There are a few App Wall implementation available for us, the Android developers. How is your's performing? How have you implemented the app wall? Which app wall are you using?
After a while using the walls (AppBrain's and Leadbolt's mainly), I might just have the answers to the above, the best wall to use and the best implementation strategy to monetise your Android apps well.
All in all you're just another brick in the wall!
Have you heard that song from Pink Floyd? It is SERIOUSLY AWESOME! You should check it out. It does highlight my age now doesn't it? Actually I was born after the era. So I am young enough. I just love the classic rock genre!
On to the post-Y2K era, and we have a new type of wall. A wall that is not filled with bricks, but with apps and ads! A wall that makes us money!

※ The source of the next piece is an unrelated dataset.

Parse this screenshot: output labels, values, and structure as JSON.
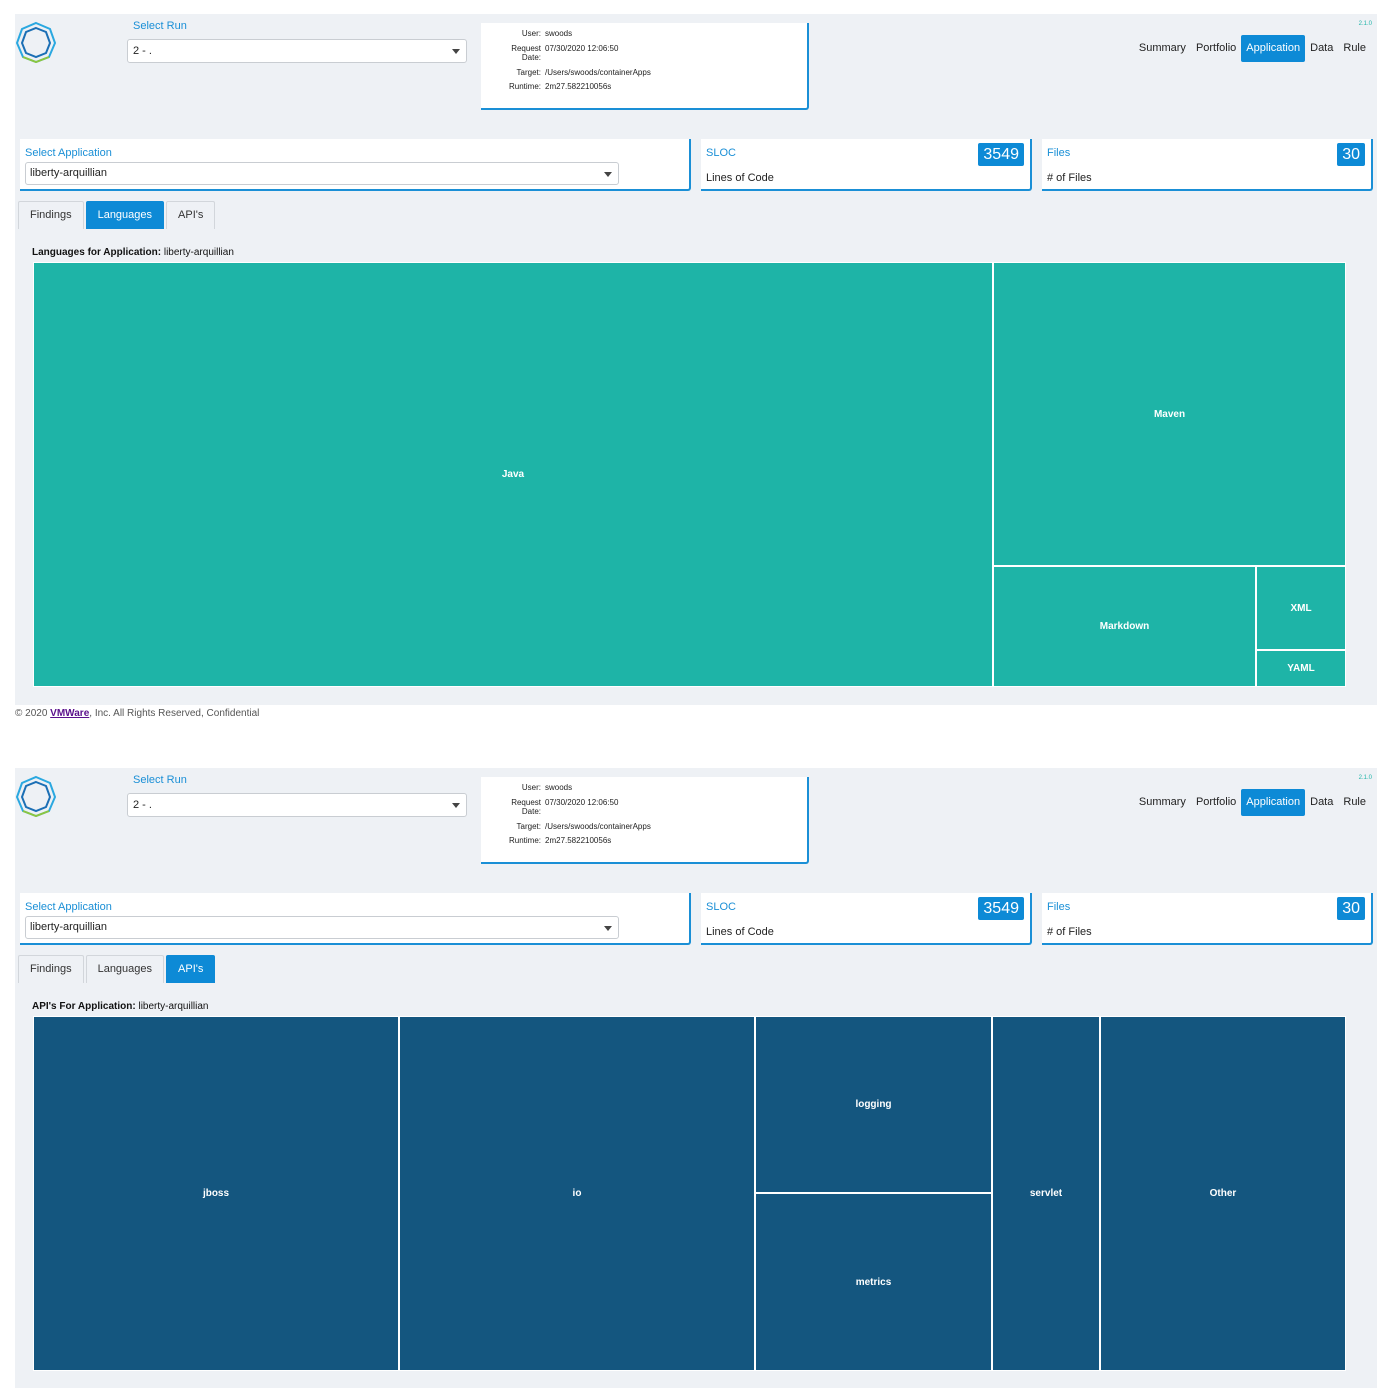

I hope you have considered implementing one type of wall or another in your apps. It does generate quite some revenue. The strategy is probably more suitable for games or less serious apps (like weather or rss reader apps), and from my observations, will look quite out of place for more serious apps like business apps.
Red Brick or White Brick?
There are a few choices out there. Many options for walls are available that does not require an SDK integration. Unfortunately, from my experiences (as shared here too), only AppBrain's wall is truly performing. Now you might have a different outcome, and if you do, please share your results. Different apps and different implementation strategy yields different output. So what I say here in this blog is my own observations, and you should use it only as a guide. Experiment with your apps.
AppBrain's walls are so successful for one major reason, they have really good games and apps on there. Maybe it is because AppBrain has been long enough in the business that more developers are used to them as an alternative to the Android Play / Market?
I guess it is important that the apps shown are relevant to what users will want. The walls of, for example Leadbolt, show apps which honestly are less attractive. It might be attractive for others, and lets understand that I cannot be saying what others like or not, just that the results from my app wall implementation shows it.
A Strategy Game
Have you played the Command & Conquer games? I especially loved the Red Alert version. That marching sound of the Soviets before that hard guitar kicks in really sent shivers down my spine.
App wall inplementation strategy is important, just as it was for your C&C games. I have tried implementation in 2 ways. I have been wondering all this while why one of my apps which has about 50% less daily downloads, has close to as much revenue from another games which gets about double the download count.
So I booted up the apps, and here are the screenshots of my Softball Game (the one with lesser download), and my in-famous (read why here) Tennis Game:
Softball game with "More Games" button
Tennis Game with pop-up action button
Notice how the app wall access is presented? The "More Games" button on the softball game actually works better than the normal pop-up when you try to quit the game.
The are a few more options of how you'd go about showing the walls. Some people use a tab format, adding a new tab which will load the wall. Another strategy is showing another screen instead of dialog when user quits. A full activity showing images of various apps and a button asking if users would like to download more apps would be better than just a plain dialog.
Off to conquer the world..
So, I am guessing you now know what I am gonna be busy doing eh? I'd be going with the "More" button strategy. Lets see the revenue gain!
Much success to your walls... don't just sit there watching the paint dry! Get them walls in!